Well: I need not have worried. The atmosphere both at the Marly and the afternoon event in the park was supremely welcoming, inclusive and comfortable to be around, and I made many new friends that day. The weather was kind to us, and I felt so lucky to be around so many amazing people, seeing the diversity of what it means to be trans or gender non-conforming, and to feel completely accepted for being myself. As the sign on the door of the pub’s loos says, it’s for “all genders”, and coupled with the community non-commercial spirit of the event – and its small scale, compared to the main “Pride” events of the larger cities – this all made me feel right at home.

Last year when I had to leave on the Sunday, it felt all too soon, to have to leave this wonderful group of people.
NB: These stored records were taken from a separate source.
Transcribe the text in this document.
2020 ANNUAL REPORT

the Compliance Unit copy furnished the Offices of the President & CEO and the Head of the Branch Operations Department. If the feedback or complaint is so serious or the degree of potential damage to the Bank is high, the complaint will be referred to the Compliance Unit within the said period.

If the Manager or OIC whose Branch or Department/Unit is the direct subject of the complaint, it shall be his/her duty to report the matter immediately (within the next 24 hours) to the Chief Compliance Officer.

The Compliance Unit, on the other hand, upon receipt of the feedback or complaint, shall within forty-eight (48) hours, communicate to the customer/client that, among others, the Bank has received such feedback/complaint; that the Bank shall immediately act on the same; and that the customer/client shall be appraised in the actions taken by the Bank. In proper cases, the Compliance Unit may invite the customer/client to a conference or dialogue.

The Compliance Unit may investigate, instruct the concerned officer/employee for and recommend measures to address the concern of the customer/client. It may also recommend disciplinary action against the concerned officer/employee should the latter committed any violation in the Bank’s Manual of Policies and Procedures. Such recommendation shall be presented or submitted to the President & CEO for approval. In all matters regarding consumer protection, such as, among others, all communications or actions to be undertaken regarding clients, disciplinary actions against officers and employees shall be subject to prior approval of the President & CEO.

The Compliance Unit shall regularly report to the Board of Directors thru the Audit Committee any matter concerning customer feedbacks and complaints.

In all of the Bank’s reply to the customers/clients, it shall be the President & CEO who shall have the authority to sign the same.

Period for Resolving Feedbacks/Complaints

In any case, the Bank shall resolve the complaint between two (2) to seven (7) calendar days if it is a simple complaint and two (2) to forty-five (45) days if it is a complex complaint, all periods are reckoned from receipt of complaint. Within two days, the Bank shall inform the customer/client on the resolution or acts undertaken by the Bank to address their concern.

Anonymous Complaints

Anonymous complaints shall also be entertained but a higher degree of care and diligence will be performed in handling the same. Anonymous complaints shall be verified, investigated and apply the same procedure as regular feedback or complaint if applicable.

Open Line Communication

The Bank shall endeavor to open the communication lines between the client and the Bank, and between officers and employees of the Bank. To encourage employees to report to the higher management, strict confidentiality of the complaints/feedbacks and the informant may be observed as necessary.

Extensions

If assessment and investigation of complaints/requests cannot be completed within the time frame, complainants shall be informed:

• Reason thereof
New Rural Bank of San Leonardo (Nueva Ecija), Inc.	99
So I’ll be staying for longer this year!”

Lisa Severn (@lisasevern)

Sarah Savage and me, at Trans Pride 2013

“This will be my 4th Trans Pride Brighton, in fact I chose the very first one back in 2013 to be my first day full time, three months before starting hormones. As such, the event has very special significance for me and over the years, I’ve met so many friends old and new. I’ve met my heroes and role models, and revelled in a place and a time where, for once, everybody just ‘got’ me and I wasn’t in the minority.

Me at Trans Pride 2015

I love going back each year and seeing the wonderful diversity of trans people, be they young or old, standing proud in an event thats just for us, not another minority part of a big LGB pride.  I’ve seen my own appearance change too with each TPB as you can judge from the two photos here, taken in 2013 with Sarah Savage, and in 2015 outside the Marly.  If going full time is one of a binary trans persons birthdays, then TPB is my (shared) party!

The organisers do a fantastic job each year and it just keeps getting bigger and better every time.  I hope to see you there this year and if not, the next!”